Study authors looked at what constitutes meaningful within-patient score improvement for psoriasis patients.

A new analysis suggests that Psoriasis Symptoms and Signs Diary (PSSD) improvements of 15, 25, or 30 points are indicative of increasing improvements in disease burden useful to patients who have psoriasis.

Researchers writing in JAMA Dermatology looked at 666 patients with moderate to severe plaque psoriasis from the phase 3 Program to Evaluate the Efficacy and Safety of Deucravacitinib, a Selective TYK2 Inhibitor (POETYK PSO-1) clinical trial. The predefined analysis derived meaningful change thresholds by anchoring mean PSSD score change from baseline to 16 weeks to category improvements on the Patient Global Impression of Change (PGI-C) and the Patient Global Impression of Severity (PGI-S). The main study outcome was change of PSSD (anchored to PGI-C and PGI-S) from baseline to week 16.

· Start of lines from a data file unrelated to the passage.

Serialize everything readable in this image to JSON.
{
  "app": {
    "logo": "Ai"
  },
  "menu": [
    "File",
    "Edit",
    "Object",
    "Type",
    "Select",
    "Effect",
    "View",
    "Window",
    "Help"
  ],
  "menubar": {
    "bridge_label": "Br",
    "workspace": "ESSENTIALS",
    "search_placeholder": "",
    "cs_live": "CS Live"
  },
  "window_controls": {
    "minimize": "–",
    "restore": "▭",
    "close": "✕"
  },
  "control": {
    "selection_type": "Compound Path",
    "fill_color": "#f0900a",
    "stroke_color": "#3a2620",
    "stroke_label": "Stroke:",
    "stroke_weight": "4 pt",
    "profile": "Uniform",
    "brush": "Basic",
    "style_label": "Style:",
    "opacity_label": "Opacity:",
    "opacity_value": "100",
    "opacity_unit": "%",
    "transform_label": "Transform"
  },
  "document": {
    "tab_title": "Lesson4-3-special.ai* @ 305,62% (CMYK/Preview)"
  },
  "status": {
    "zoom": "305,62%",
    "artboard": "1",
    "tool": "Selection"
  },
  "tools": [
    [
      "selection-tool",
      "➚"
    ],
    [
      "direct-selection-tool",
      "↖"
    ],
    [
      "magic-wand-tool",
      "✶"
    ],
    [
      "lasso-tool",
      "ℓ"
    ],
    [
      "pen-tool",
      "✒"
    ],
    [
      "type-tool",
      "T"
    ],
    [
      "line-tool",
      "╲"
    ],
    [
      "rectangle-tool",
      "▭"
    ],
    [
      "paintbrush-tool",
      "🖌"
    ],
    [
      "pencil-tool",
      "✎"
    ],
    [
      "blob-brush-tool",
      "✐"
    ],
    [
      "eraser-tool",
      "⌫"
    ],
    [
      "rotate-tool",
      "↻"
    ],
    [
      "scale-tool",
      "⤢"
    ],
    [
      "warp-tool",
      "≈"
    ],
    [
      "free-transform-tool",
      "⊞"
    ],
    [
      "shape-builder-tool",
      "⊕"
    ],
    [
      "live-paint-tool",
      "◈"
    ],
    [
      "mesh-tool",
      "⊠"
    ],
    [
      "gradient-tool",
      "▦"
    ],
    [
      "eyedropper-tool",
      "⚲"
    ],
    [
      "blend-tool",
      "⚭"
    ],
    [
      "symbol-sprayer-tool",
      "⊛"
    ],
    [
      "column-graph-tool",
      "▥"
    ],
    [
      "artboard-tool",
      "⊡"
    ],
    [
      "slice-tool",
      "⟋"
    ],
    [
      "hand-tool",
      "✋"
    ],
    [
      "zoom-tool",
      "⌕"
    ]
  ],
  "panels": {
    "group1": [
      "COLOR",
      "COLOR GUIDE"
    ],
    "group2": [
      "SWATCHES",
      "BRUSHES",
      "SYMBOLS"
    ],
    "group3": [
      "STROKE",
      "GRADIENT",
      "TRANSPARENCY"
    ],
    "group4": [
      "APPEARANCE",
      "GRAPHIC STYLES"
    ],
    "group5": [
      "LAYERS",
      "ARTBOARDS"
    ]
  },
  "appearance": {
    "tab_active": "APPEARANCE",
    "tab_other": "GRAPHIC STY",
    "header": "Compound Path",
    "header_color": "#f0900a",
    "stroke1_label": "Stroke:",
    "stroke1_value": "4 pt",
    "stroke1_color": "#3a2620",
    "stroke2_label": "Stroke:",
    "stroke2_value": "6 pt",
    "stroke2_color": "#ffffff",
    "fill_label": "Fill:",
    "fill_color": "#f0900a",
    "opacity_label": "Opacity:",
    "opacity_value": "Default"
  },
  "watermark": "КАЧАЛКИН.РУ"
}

According to the results, researchers identified three thresholds. Score improvements of at least 15 points from baseline were considered meaningful within-patient change anchored to PGI-C. Greater score improvements of 25 points were supported by PGI-C and PGI-S. Finally, a 30-point score change was able to identify patients with more significant improvements in their psoriasis symptoms and signs. 

"The patient-perceived meaningfulness of a −25-point change from baseline is supported by both the PGI-C and the PGI-S, while a −30-point meaningful within-patient change threshold identified patients who reported higher improvement on the PGI-C," the researcher concluded. "The determination of meaningful within-patient change thresholds allows for responder analyses of the PSSD score change from baseline, enhancing the patient-relevant interpretation of this widely used instrument in clinical trials of psoriasis."

The limited applicability of meaningful within-patient change thresholds for improvement to worsening symptoms or signs has not been examined and was cited as a study limitation.